Дон Мануэль де Годой, Князь мира
В октябре 1825 года я решил совершить инкогнито путешествие в Париж, к чему меня побудили чисто политические соображения, раскрывать которые сегодня уже не имеет смысла.[29] Чтобы усыпить бдительность ватиканского ведомства иностранных дел, я сделал вид, что отправляюсь в Пизу, куда ездил ежемесячно навещать графиню Кастильофьель с сыновьями, – с молчаливого папского согласия это уже вошло у меня в обычай; но из Пизы, где меня ожидали заранее нанятые лошади, карета и кучер с форейтором, я направился в Париж.

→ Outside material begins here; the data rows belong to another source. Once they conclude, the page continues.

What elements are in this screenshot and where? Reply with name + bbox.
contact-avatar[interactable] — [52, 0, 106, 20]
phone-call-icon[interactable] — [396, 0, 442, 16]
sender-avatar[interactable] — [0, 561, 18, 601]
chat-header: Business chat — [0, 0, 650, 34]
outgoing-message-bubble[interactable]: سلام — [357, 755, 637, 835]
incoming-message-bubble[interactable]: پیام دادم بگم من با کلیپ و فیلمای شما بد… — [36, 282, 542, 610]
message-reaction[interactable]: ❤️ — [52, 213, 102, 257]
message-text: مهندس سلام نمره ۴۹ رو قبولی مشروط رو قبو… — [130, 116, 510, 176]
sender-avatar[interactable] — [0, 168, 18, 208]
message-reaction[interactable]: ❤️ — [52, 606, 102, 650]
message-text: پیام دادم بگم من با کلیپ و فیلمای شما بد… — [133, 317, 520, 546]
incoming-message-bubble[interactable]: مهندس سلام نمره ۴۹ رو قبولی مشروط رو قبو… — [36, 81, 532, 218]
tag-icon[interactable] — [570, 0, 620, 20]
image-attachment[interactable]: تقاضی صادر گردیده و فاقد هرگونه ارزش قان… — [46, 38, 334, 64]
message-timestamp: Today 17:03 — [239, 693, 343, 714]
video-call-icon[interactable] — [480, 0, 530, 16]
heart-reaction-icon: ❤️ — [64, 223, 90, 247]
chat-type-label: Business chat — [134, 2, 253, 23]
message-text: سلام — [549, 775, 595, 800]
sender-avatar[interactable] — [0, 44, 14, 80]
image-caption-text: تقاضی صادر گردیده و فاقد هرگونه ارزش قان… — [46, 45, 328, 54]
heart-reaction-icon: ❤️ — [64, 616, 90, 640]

Там все мои дела разрешились гораздо быстрее, чем я рассчитывал, – выражаясь яснее, они попросту провалились, – и я решил не мешкая возвратиться в Пизу, столько же из желания найти утешение около Пепиты и всех моих,[30] сколько из-за нелишней предосторожности: не дать возможности восторжествовать папским шпионам, считавшимся тогда самыми искусными в Италии.[31]
А посему я отправился назад по Лионской дороге, чтобы потом доехать до Женевы, а оттуда через Милан въехать в Тоскану. И вот, когда я был в Лионе – я остановился на окраине на постоялом дворе, где действительно кормили отменно,[32] – мой взгляд случайно упал на знак королевской дороги – большую деревянную стрелу, выкрашенную белой краской, на ней черными буквами с сильным нажимом было написано «БОРДО». Не знаю, то ли на меня повлияло ощущение довольства, вызванное хорошим пищеварением, то ли, напротив, столь отличная от него горечь неудачи, вновь отбросившей меня в опостылевшее затворничество в Италии, только я вдруг забыл о шпионах и без долгих колебаний приказал повернуть на Бордо. Лошади были добрые, кучер бойкий и умелый, а осенняя Франция услаждала взор, так что путешествие вышло необыкновенно приятным и я даже не заметил, в какой момент мои мысли перенеслись к событиям, которые неизбежно станут предметом нашей беседы со старым маэстро. Знаю только, что меня охватил вдруг страх, что за прошедший год Гойя мог умереть, – ведь тогда мое любопытство так и осталось бы неудовлетворенным; ну что ж, решил я, в этом случае я смогу встретиться с изгнанными из Испании либералами, осевшими в Бордо, поговорить с ними о родине и об – увы! – все более и более далеких перспективах возвращения к режиму, который будет столь гнетущим и жестоким, как правление Фердинанда, и в большей степени будет отвечать нашим старым мечтам об Испании, живущей во времени, отмеряемом часами современной и просвещенной Истории.[33]